Salud: If you look at the new military watercraft out there, they’re shaped differently now. They’re a lot more slender and angular, stealthy. They have these really long noses up front. We were extrapolating from that. Have you seen those hydrofoil ships, the ones that start to raise out of the water? We mixed those ideas together. When people see them, they still look like ships. It’s not like a spaceship on the water. But it’s something different and familiar at the same time.

GamesBeat: I took a tour of DreamWorks this summer, talking about How To Train Your Dragon 2. They have these drawing tools now where they just draw with a stylus on the screen, and you see it immediately show up in the animation system. There’s no gap in between drawing something and seeing it on the screen. Are you guys reaching that point? Does the artist still have to work through another layer?

Salud: We have those kinds of stylus setups, where you can paint on the screen. The concept artists use those. It’s a preference thing. Some people like to paint directly on the screen, because they feel like it’s more interactive. Some artists feel like it puts their hand in the way, so they can’t see. It’s just a question of how people like to work.

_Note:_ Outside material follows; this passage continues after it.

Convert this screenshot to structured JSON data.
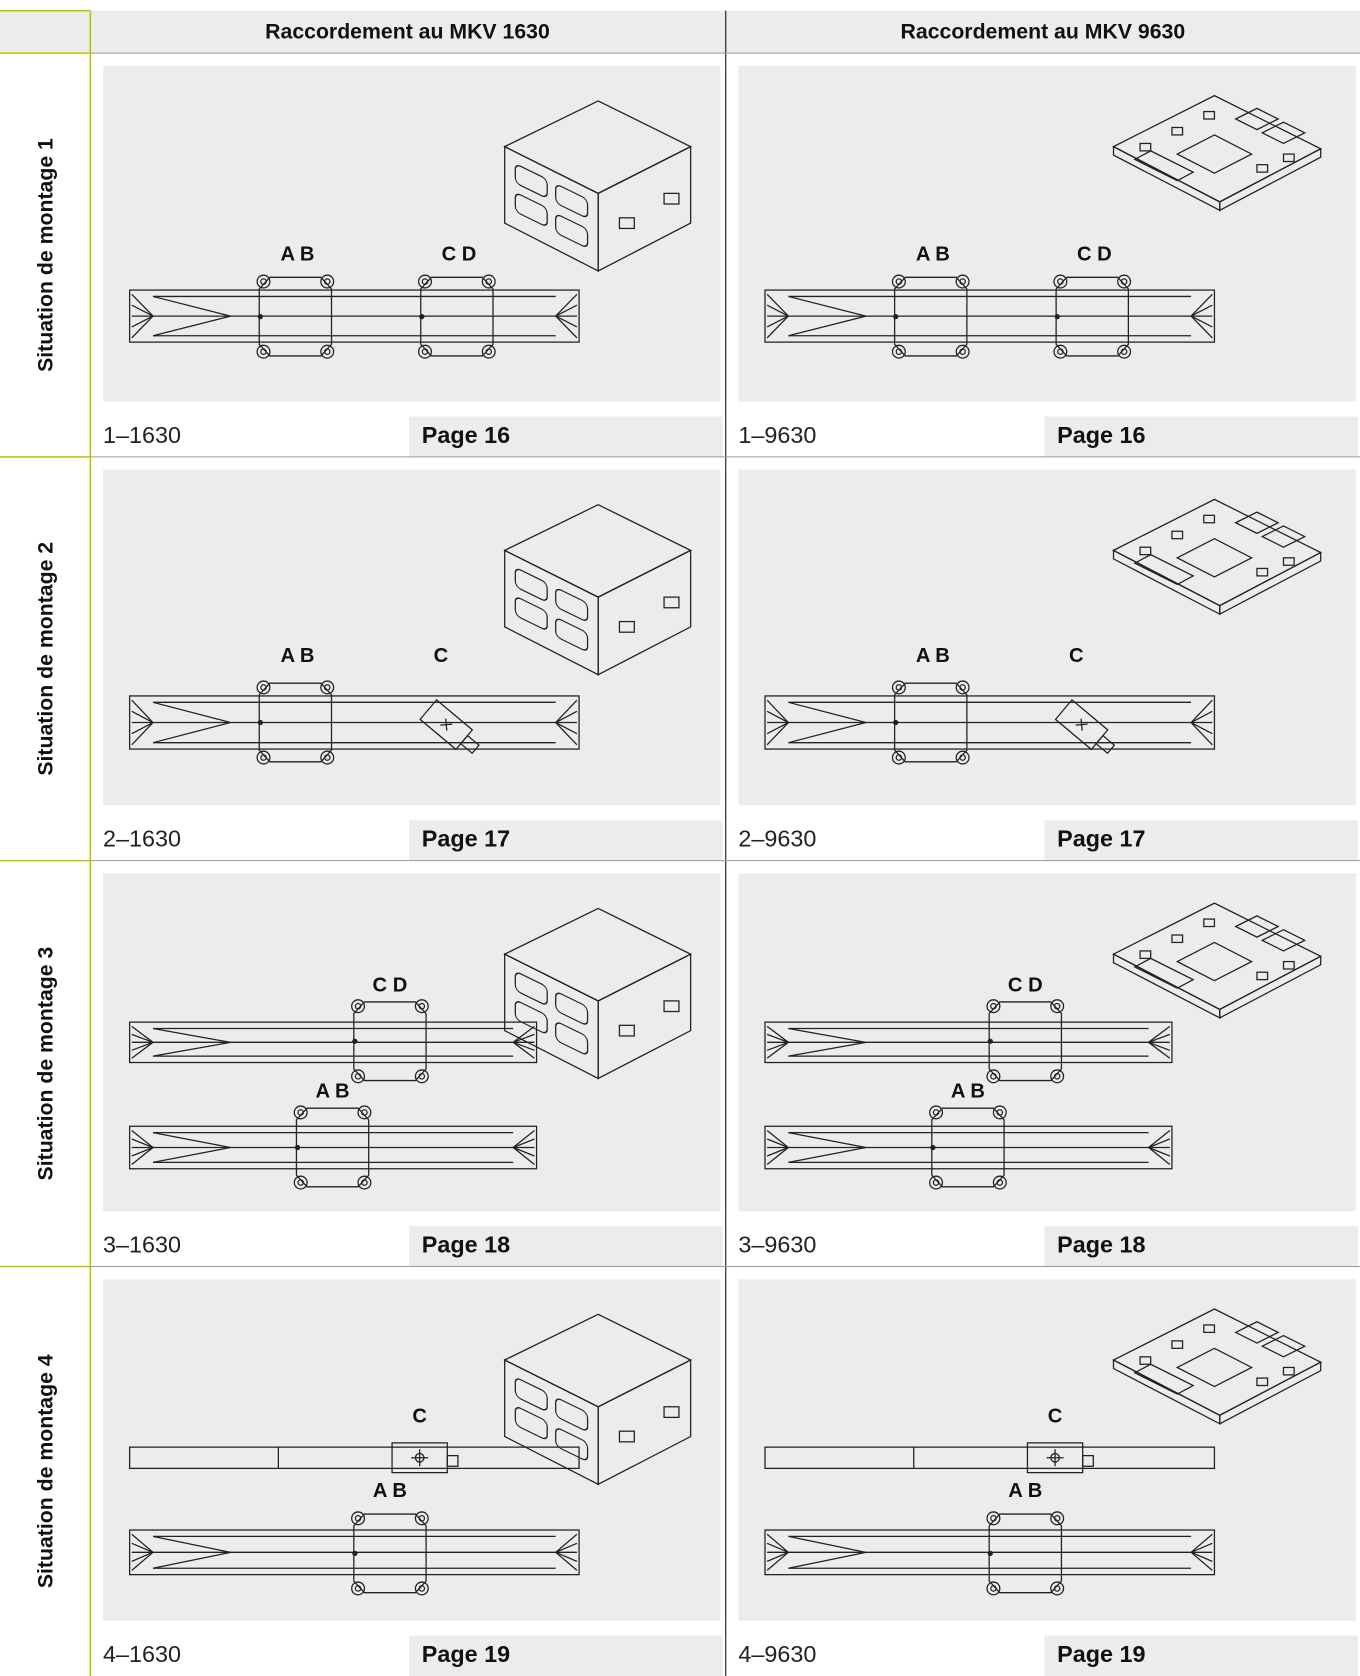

Halon: We still have a concept artist who likes to draw on paper and scan it in. It’s all about the end result.

Salud: Some things in our pipeline are in real time. The materials are pretty realtime. Some of the animation elements are realtime. When we’re drawing, that happens in real time, obviously.

GamesBeat: What do you guys think of the sort of four-people-in-a-circle pod office environment here? It’s a lot different from a traditional cubicle setup.

Salud: It’s a big deal. It helps us a lot. It’s very conducive to collaboration. That’s the way our studio likes to operate. We like to talk to each other, for better or for worse. If you have walls up, that’s one more barrier for someone talking to the person next to them. Our studio is based on iteration. For iteration, you need communication. If you put walls up, if it even mitigates that by 10 percent, we don’t want that.

Halon: A lot of times we would have departments — like, the audio team has its own rooms, and that’s important for their craft. But within the pods, we’re purposely putting the animator next to the designer who’s next to the key artist. They’re all within earshot, so that when things come up — a director might be there dealing with an issue. All those other groups, it’s important that they’re part of the conversation. In the past, when we didn’t have that set up, there’s just a lag in communication. Now things happen a lot more naturally when everyone’s included in that conversation.